Like CAR-T cells, CAR-Tregs contain an intracellular domain and an extracellular domain; the intracellular domain, using intracellular cell signalling mechanisms, is responsible for improving the effectiveness of the cell. It initiates a cascade that promotes the upregulation of cytokines such as IL-10 and TGF-β (another cytokine that causes a positive feedback loop to transform T-helper cells into Tregs) and boosts the Treg's proliferation and resistance to apoptosis. The extracellular domain allows the CAR-Tregs to bypass the activation of major histocompatibility complexes (MHCs). Normally, MHCs are required for any T-cells to be activated; for example, a cytotoxic killer T-cell has to bind to MHC class Is, which are present on every single cell and determine if the cell is functioning normally or not. CAR-Tregs could be activated without needing to bind to one; therefore, as soon as these new cells are reintroduced to the patient, they could recognise a wider variety of antigen types and start doing their jobs much quicker. The extracellular domain could also be altered to target specific antigens since different autoimmune diseases might have different antigens responsible for the symptoms (for T1D, it’s cytotoxic T-killer cells).

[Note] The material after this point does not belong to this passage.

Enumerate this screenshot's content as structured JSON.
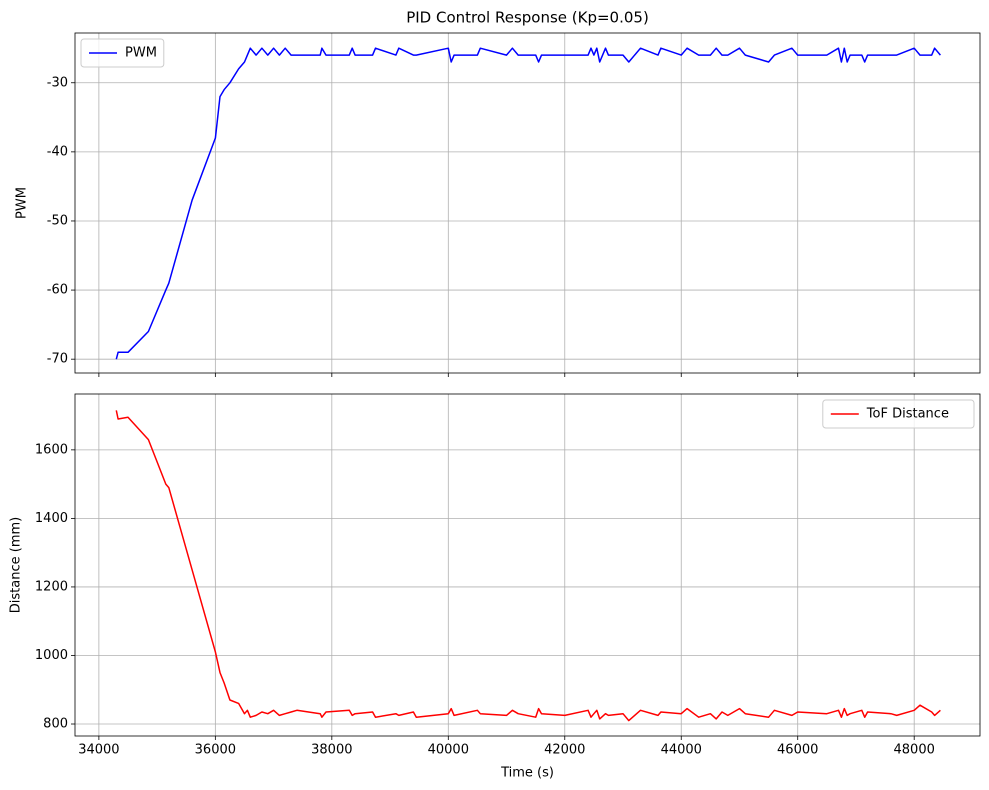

Antigen-specific Treg therapy
This treatment has a relatively basic concept. Tregs, like T-cells, are also activated by antigen-presenting cells. When they encounter the MHC, they induce tolerance to the specific antigen they were presented to. They will go to the inflamed site, release cytokines, and inhibit T-cell activities.
By presenting antigens that trigger a response to Tregs, the body builds up a tolerance against the antigen over time. If we artificially present antigens that trigger autoimmune T-cells to Tregs, the immune tolerance to beta cells could be increased. The antigens that activate the immune response could be insulin or other specific proteins found uniquely on the cell surface membrane of beta cells.
In vivo studies show a delay in the onset of symptoms in children with T1D. This treatment failed to achieve its primary objective, which is curing T1D, and scientists are still trying to figure out the mechanisms behind the failure. Theories include the impairment of the induction of Tregs with the specific antigen (insulin) and the instability of a transcription factor, FoxP3, in environments of inflammation. (FoxP3 is responsible for the development, maintenance and functioning of Tregs)
There are many other potential treatments for T1D, but here are a few that I found quite interesting. Tregs have immense potential to treat various autoimmune diseases, and hopefully, time will allow science to cure the incurable.